Les contrats chinois signés avec la RDC font la une des journaux

Les contrats entre la République Démocratique du Congo (RDC) et la Chine constituent ont été largement commenté dans la presse kinoise, cette semaine.

Le quotidien « Le Potentiel », proche de l’opposition titre : « Contrat chinois à la RDC, l’UE campe sur le respect des règles du jeu ». Le journal note que les réticences de l’Union européenne (UE) ne semblent pas avoir changé d’un iota quant au prêt que des investisseurs chinois ont accordé au gouvernement de la RDC pour financer l’exécution des 5 chantiers du président Joseph Kabila. S’ils admettent qu' »il y a de la place pour tout le monde », ils n’ont pas manqué de renouveler leur préoccupation majeure.

« La seule condition que nous avons voulu est que tous ceux qui interviennent le fassent en bonne relation avec le pays souverain. Que chaque intervenant, chaque bailleur, le fasse dans le respect des lois et des règlements », ont fait savoir les Européens cités par le journal.

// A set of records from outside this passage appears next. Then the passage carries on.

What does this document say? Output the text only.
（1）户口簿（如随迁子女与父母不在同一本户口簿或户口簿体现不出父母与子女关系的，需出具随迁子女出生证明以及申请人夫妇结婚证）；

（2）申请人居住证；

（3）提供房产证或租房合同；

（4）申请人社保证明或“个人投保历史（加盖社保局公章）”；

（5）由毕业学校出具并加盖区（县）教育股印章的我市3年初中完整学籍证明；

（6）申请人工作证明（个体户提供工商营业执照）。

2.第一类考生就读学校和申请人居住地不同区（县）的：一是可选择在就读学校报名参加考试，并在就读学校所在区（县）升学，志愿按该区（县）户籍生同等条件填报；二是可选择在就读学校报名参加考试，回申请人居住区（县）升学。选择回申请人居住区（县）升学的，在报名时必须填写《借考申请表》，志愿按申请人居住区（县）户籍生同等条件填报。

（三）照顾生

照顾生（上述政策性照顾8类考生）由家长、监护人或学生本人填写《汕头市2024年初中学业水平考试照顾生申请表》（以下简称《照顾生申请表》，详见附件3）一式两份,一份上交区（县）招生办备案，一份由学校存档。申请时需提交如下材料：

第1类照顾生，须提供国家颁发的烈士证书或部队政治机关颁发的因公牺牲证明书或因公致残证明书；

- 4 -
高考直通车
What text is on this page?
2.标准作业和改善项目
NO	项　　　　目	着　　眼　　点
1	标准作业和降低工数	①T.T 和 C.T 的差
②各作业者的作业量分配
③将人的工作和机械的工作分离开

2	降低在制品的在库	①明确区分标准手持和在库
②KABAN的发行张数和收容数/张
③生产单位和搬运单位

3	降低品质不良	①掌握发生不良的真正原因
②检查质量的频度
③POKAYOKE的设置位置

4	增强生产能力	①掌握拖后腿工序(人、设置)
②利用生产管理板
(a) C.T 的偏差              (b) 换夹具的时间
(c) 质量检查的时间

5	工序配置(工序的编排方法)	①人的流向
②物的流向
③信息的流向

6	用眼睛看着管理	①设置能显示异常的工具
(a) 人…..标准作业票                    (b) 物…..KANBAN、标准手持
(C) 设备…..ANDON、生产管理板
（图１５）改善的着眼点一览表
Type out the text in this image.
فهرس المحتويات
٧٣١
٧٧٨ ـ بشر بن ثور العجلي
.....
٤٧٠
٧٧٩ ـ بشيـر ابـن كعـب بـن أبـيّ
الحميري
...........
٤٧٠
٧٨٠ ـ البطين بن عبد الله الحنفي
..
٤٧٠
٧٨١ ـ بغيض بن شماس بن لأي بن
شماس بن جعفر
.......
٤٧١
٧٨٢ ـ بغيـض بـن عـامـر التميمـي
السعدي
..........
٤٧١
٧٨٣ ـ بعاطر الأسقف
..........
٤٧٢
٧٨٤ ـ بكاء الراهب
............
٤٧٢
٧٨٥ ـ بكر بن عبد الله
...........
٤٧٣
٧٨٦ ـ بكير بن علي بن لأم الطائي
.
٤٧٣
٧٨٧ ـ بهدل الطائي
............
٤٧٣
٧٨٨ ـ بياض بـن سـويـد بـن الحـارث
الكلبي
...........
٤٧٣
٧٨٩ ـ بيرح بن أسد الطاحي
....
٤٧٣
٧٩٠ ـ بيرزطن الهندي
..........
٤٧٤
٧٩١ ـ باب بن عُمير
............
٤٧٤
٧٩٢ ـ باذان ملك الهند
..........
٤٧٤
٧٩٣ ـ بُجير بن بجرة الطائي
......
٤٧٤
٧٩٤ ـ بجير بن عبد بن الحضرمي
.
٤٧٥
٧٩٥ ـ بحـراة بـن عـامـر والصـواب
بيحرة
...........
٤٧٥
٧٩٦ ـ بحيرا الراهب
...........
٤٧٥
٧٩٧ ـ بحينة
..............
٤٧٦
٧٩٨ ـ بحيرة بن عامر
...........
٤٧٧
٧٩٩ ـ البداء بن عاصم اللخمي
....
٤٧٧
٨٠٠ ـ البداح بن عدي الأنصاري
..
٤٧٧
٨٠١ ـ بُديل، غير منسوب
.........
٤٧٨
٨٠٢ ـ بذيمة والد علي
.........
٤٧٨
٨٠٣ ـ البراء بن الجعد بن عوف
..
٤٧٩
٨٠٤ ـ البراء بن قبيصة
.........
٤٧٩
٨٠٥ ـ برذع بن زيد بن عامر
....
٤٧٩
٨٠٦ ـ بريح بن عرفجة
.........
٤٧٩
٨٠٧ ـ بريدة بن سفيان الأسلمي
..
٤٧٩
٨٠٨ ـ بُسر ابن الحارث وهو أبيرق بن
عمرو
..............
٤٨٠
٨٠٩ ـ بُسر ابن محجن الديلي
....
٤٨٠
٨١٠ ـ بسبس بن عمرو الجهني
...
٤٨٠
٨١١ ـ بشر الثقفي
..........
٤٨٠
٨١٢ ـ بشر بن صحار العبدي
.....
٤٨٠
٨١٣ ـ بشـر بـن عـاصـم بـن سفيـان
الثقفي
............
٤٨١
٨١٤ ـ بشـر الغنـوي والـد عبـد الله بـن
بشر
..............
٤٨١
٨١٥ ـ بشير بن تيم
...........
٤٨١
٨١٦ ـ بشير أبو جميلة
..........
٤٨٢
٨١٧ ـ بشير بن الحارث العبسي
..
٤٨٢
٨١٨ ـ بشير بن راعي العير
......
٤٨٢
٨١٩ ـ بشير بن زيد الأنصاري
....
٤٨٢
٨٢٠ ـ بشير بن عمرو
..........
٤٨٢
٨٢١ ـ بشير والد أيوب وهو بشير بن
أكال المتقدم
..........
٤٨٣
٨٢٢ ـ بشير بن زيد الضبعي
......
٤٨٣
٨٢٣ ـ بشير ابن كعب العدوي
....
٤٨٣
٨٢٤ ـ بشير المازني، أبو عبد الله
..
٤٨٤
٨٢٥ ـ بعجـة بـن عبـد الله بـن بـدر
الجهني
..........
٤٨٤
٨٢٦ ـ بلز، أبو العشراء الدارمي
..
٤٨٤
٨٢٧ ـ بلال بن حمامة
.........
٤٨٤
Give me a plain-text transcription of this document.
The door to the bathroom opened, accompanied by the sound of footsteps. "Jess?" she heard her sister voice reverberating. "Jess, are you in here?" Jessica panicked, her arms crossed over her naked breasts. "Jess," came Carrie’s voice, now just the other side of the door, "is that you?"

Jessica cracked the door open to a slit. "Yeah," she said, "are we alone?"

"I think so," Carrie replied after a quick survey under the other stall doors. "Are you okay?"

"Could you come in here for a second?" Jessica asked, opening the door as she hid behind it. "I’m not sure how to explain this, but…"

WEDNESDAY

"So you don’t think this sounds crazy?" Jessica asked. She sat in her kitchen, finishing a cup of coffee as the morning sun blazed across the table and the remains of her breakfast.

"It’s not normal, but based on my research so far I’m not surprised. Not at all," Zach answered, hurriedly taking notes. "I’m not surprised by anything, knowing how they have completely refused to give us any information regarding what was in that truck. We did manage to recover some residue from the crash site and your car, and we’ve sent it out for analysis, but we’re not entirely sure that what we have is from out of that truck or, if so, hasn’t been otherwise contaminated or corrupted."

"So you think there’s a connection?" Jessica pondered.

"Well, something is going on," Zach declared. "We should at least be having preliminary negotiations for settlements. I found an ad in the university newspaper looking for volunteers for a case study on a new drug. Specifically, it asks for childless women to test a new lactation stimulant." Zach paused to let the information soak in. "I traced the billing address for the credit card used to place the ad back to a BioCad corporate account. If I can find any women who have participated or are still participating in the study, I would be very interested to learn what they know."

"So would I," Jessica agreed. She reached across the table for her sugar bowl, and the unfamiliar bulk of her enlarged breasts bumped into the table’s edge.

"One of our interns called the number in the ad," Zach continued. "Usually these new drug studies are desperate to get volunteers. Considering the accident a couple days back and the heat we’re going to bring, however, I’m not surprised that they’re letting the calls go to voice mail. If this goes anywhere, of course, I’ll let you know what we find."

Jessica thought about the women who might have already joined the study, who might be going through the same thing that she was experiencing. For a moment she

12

Quant au « Phare », un autre quotidien de Kinshasa, également proche de l’opposition, qui a publié en intégralité les Accords avec la Chine, il écrit à la Une : « Pour la première fois, ils sont révélés dans leur intégralité à l’opinion, les Contrats chinois, ce matin (vendredi), le gouvernement s’explique devant les députés ».

Le journal qui relève que ce dossier défraye la chronique dans la rue comme dans les chancelleries occidentales, se contente de rappeler que c’est ce vendredi matin que la représentation nationale devrait être éclairée sur les clauses de la Convention de collaboration signée entre la RDC et le Groupement d’entreprises chinoises, accord mieux identifié sous l’appellation de « contrats chinois ».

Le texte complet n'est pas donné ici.